Oscar sudah semestinya kembali pada konsep acara yang saling menghormati seluruh komponen industri perfilman, karena pada dasarnya acara ini adalah perayaan bagi penggemar dan pekerja film.
Bukan hanya mengandalkan gimik, atau bahan guyon yang menyudutkan sekelompok golongan.
Kalau alasan kebebasan berpendapat dan kreativitas digunakan untuk membenarkan segala guyon dan gimik tak berkelas dalam Oscar, maka tindakan Will Smith tadi pagi bisa dibenarkan dengan alasan membela kehormatan istri dan keluarganya.
Pernyataan The Academy yang memilih cuci tangan dan hanya sekadar menegaskan mereka "tidak membenarkan aksi kekerasan dalam bentuk apapun" sejatinya bukan solusi. Bahkan bisa dibilang sebagai tindakan tidak bertanggung jawab.
Emosi yang muncul dari Will Smith --kalau benar ia emosi-- adalah buah dari naskah guyon yang disiapkan dan dibacakan oleh Chris Rock. Komedian Amerika bukanlah komedian yang didominasi spontanitas. Semua ada naskahnya.

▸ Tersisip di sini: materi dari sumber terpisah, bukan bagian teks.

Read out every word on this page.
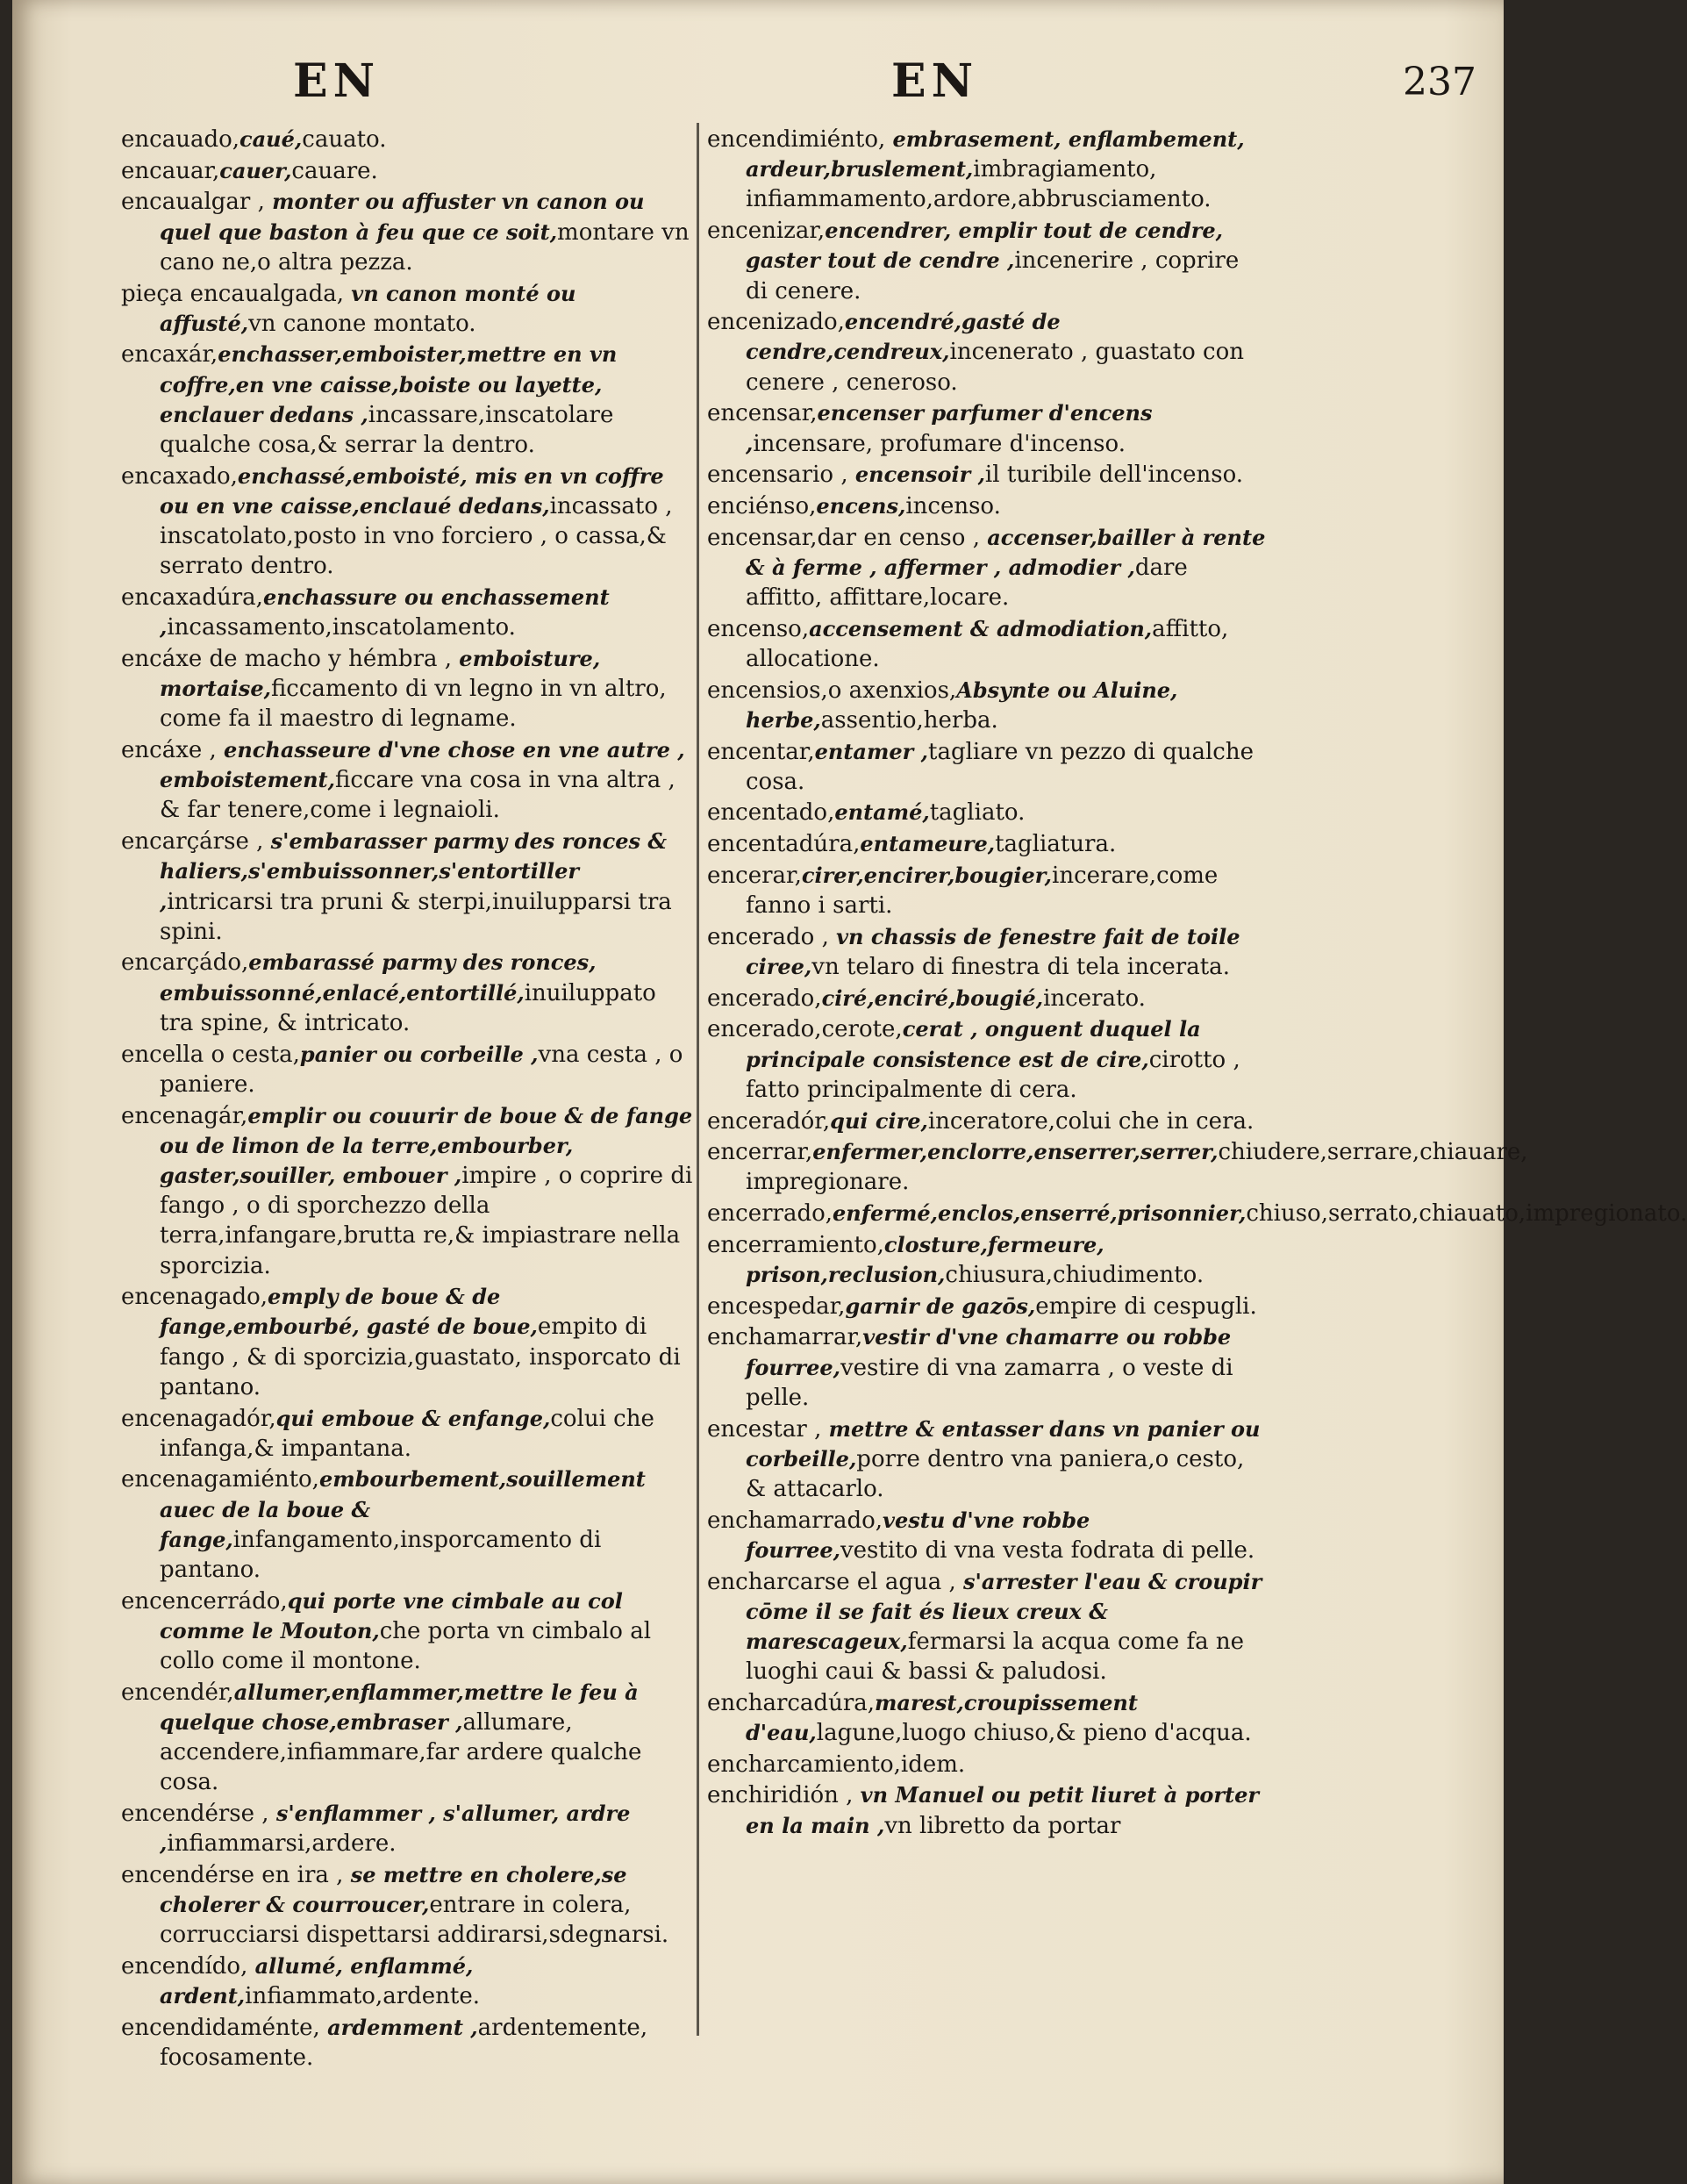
EN	EN	237

encauado,caué,cauato.

encauar,cauer,cauare.

encaualgar , monter ou affuster vn canon ou quel que baston à feu que ce soit,montare vn cano ne,o altra pezza.

pieça encaualgada, vn canon monté ou affusté,vn canone montato.

encaxár,enchasser,emboister,mettre en vn coffre,en vne caisse,boiste ou layette, enclauer dedans ,incassare,inscatolare qualche cosa,& serrar la dentro.

encaxado,enchassé,emboisté, mis en vn coffre ou en vne caisse,enclaué dedans,incassato , inscatolato,posto in vno forciero , o cassa,& serrato dentro.

encaxadúra,enchassure ou enchassement ,incassamento,inscatolamento.

encáxe de macho y hémbra , emboisture, mortaise,ficcamento di vn legno in vn altro, come fa il maestro di legname.

encáxe , enchasseure d'vne chose en vne autre , emboistement,ficcare vna cosa in vna altra , & far tenere,come i legnaioli.

encarçárse , s'embarasser parmy des ronces & haliers,s'embuissonner,s'entortiller ,intricarsi tra pruni & sterpi,inuilupparsi tra spini.

encarçádo,embarassé parmy des ronces, embuissonné,enlacé,entortillé,inuiluppato tra spine, & intricato.

encella o cesta,panier ou corbeille ,vna cesta , o paniere.

encenagár,emplir ou couurir de boue & de fange ou de limon de la terre,embourber, gaster,souiller, embouer ,impire , o coprire di fango , o di sporchezzo della terra,infangare,brutta re,& impiastrare nella sporcizia.

encenagado,emply de boue & de fange,embourbé, gasté de boue,empito di fango , & di sporcizia,guastato, insporcato di pantano.

encenagadór,qui emboue & enfange,colui che infanga,& impantana.

encenagamiénto,embourbement,souillement auec de la boue & fange,infangamento,insporcamento di pantano.

encencerrádo,qui porte vne cimbale au col comme le Mouton,che porta vn cimbalo al collo come il montone.

encendér,allumer,enflammer,mettre le feu à quelque chose,embraser ,allumare, accendere,infiammare,far ardere qualche cosa.

encendérse , s'enflammer , s'allumer, ardre ,infiammarsi,ardere.

encendérse en ira , se mettre en cholere,se cholerer & courroucer,entrare in colera, corrucciarsi dispettarsi addirarsi,sdegnarsi.

encendído, allumé, enflammé, ardent,infiammato,ardente.

encendidaménte, ardemment ,ardentemente, focosamente.

encendimiénto, embrasement, enflambement, ardeur,bruslement,imbragiamento, infiammamento,ardore,abbrusciamento.

encenizar,encendrer, emplir tout de cendre, gaster tout de cendre ,incenerire , coprire di cenere.

encenizado,encendré,gasté de cendre,cendreux,incenerato , guastato con cenere , ceneroso.

encensar,encenser parfumer d'encens ,incensare, profumare d'incenso.

encensario , encensoir ,il turibile dell'incenso.

enciénso,encens,incenso.

encensar,dar en censo , accenser,bailler à rente & à ferme , affermer , admodier ,dare affitto, affittare,locare.

encenso,accensement & admodiation,affitto, allocatione.

encensios,o axenxios,Absynte ou Aluine, herbe,assentio,herba.

encentar,entamer ,tagliare vn pezzo di qualche cosa.

encentado,entamé,tagliato.

encentadúra,entameure,tagliatura.

encerar,cirer,encirer,bougier,incerare,come fanno i sarti.

encerado , vn chassis de fenestre fait de toile ciree,vn telaro di finestra di tela incerata.

encerado,ciré,enciré,bougié,incerato.

encerado,cerote,cerat , onguent duquel la principale consistence est de cire,cirotto , fatto principalmente di cera.

enceradór,qui cire,inceratore,colui che in cera.

encerrar,enfermer,enclorre,enserrer,serrer,chiudere,serrare,chiauare, impregionare.

encerrado,enfermé,enclos,enserré,prisonnier,chiuso,serrato,chiauato,impregionato.

encerramiento,closture,fermeure, prison,reclusion,chiusura,chiudimento.

encespedar,garnir de gazōs,empire di cespugli.

enchamarrar,vestir d'vne chamarre ou robbe fourree,vestire di vna zamarra , o veste di pelle.

encestar , mettre & entasser dans vn panier ou corbeille,porre dentro vna paniera,o cesto, & attacarlo.

enchamarrado,vestu d'vne robbe fourree,vestito di vna vesta fodrata di pelle.

encharcarse el agua , s'arrester l'eau & croupir cōme il se fait és lieux creux & marescageux,fermarsi la acqua come fa ne luoghi caui & bassi & paludosi.

encharcadúra,marest,croupissement d'eau,lagune,luogo chiuso,& pieno d'acqua.

encharcamiento,idem.

enchiridión , vn Manuel ou petit liuret à porter en la main ,vn libretto da portar
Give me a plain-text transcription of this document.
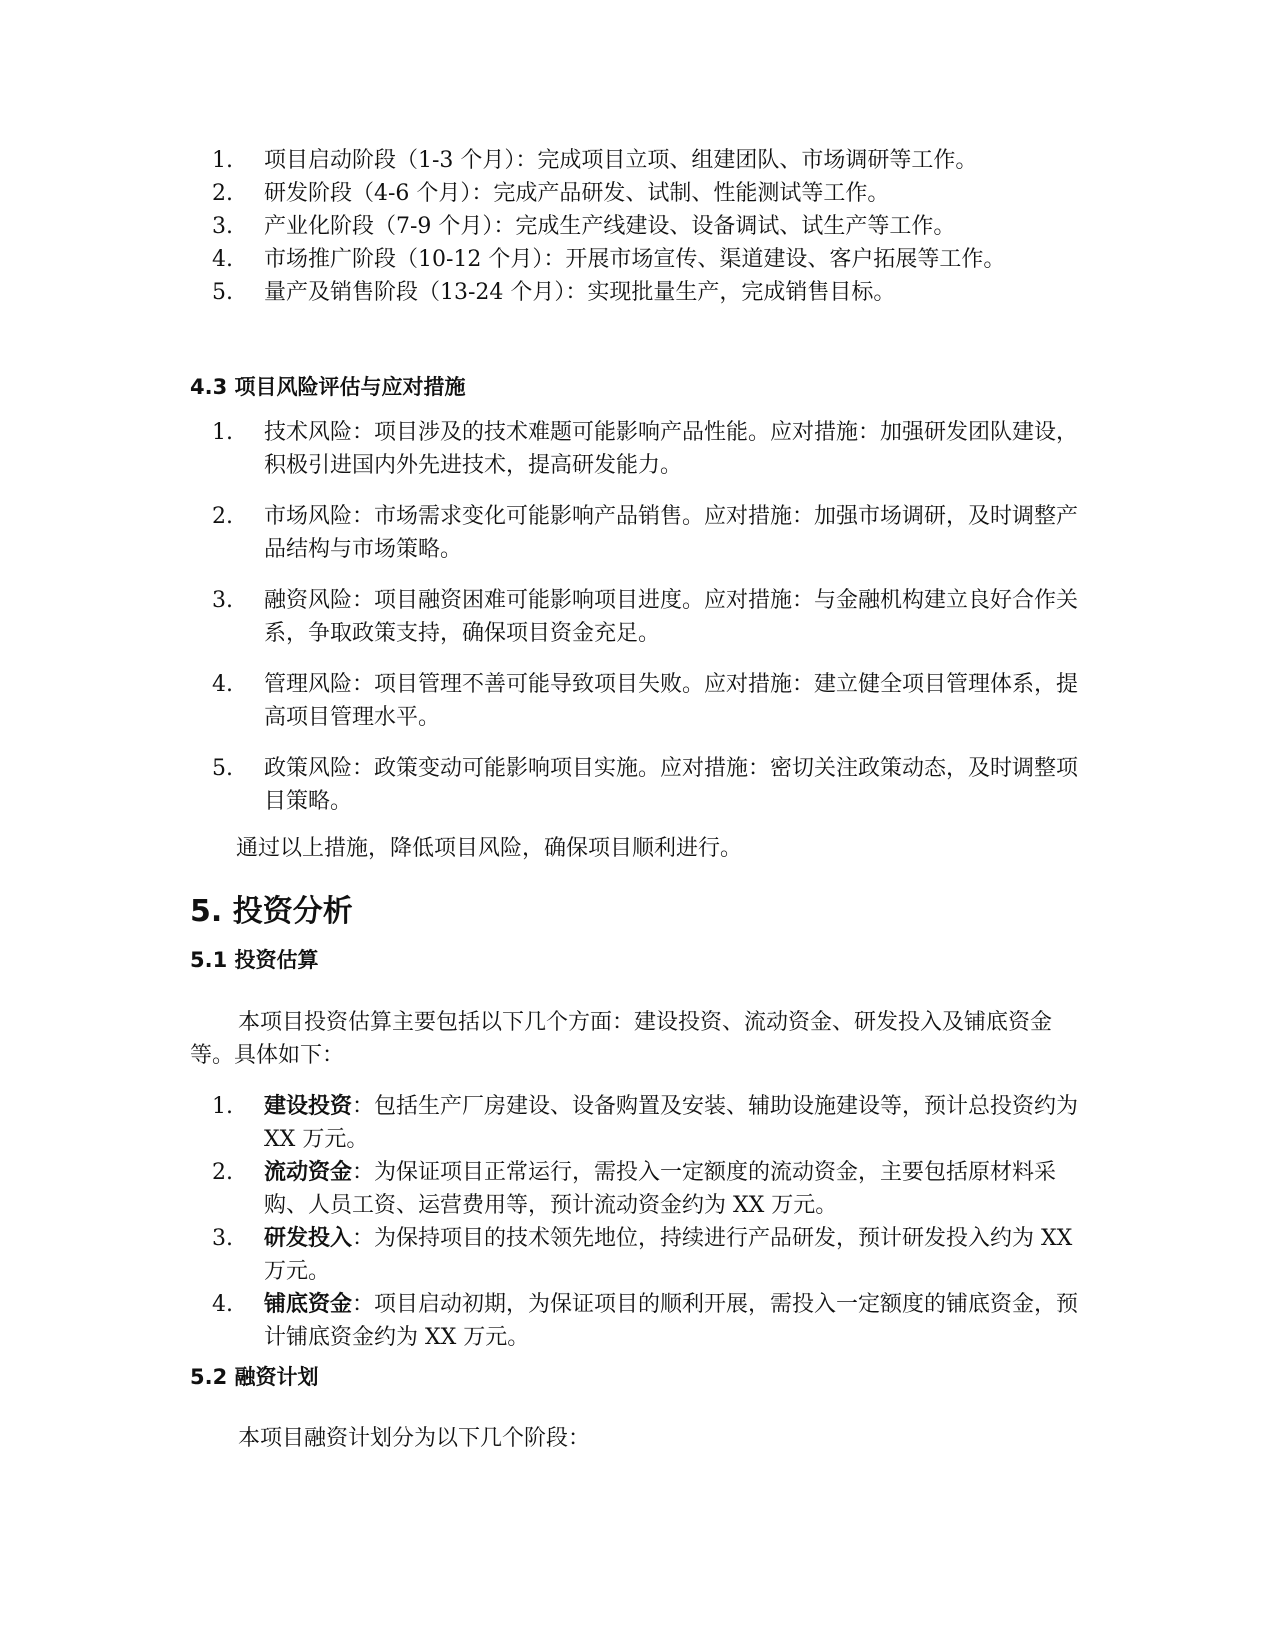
1.	项目启动阶段（1-3 个月）：完成项目立项、组建团队、市场调研等工作。
2.	研发阶段（4-6 个月）：完成产品研发、试制、性能测试等工作。
3.	产业化阶段（7-9 个月）：完成生产线建设、设备调试、试生产等工作。
4.	市场推广阶段（10-12 个月）：开展市场宣传、渠道建设、客户拓展等工作。
5.	量产及销售阶段（13-24 个月）：实现批量生产，完成销售目标。
4.3 项目风险评估与应对措施
1.	技术风险：项目涉及的技术难题可能影响产品性能。应对措施：加强研发团队建设，积极引进国内外先进技术，提高研发能力。
2.	市场风险：市场需求变化可能影响产品销售。应对措施：加强市场调研，及时调整产品结构与市场策略。
3.	融资风险：项目融资困难可能影响项目进度。应对措施：与金融机构建立良好合作关系，争取政策支持，确保项目资金充足。
4.	管理风险：项目管理不善可能导致项目失败。应对措施：建立健全项目管理体系，提高项目管理水平。
5.	政策风险：政策变动可能影响项目实施。应对措施：密切关注政策动态，及时调整项目策略。

通过以上措施，降低项目风险，确保项目顺利进行。

5. 投资分析
5.1 投资估算

本项目投资估算主要包括以下几个方面：建设投资、流动资金、研发投入及铺底资金等。具体如下：

1.	建设投资：包括生产厂房建设、设备购置及安装、辅助设施建设等，预计总投资约为 XX 万元。
2.	流动资金：为保证项目正常运行，需投入一定额度的流动资金，主要包括原材料采购、人员工资、运营费用等，预计流动资金约为 XX 万元。
3.	研发投入：为保持项目的技术领先地位，持续进行产品研发，预计研发投入约为 XX 万元。
4.	铺底资金：项目启动初期，为保证项目的顺利开展，需投入一定额度的铺底资金，预计铺底资金约为 XX 万元。
5.2 融资计划

本项目融资计划分为以下几个阶段：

Sehingga, The Academy, di luar dari urusan rating, mesti melakukan evaluasi dan menentukan kembali ke mana Oscar akan dibawa, baik dari masalah keterwakilan juga keberpihakan pada kelompok-kelompok marjinal, hingga yang lebih krusial adalah makna dari ajang Piala Oscar.
Karena sesungguhnya rating dan tren itu hanyalah sementara. Tidak abadi. Masyarakat akan terus berubah begitu juga dengan minatnya.
Namun yang terus melekat hingga jauh-jauh hari adalah nilai-nilai serta kesan yang ditinggalkan dari sebuah karya.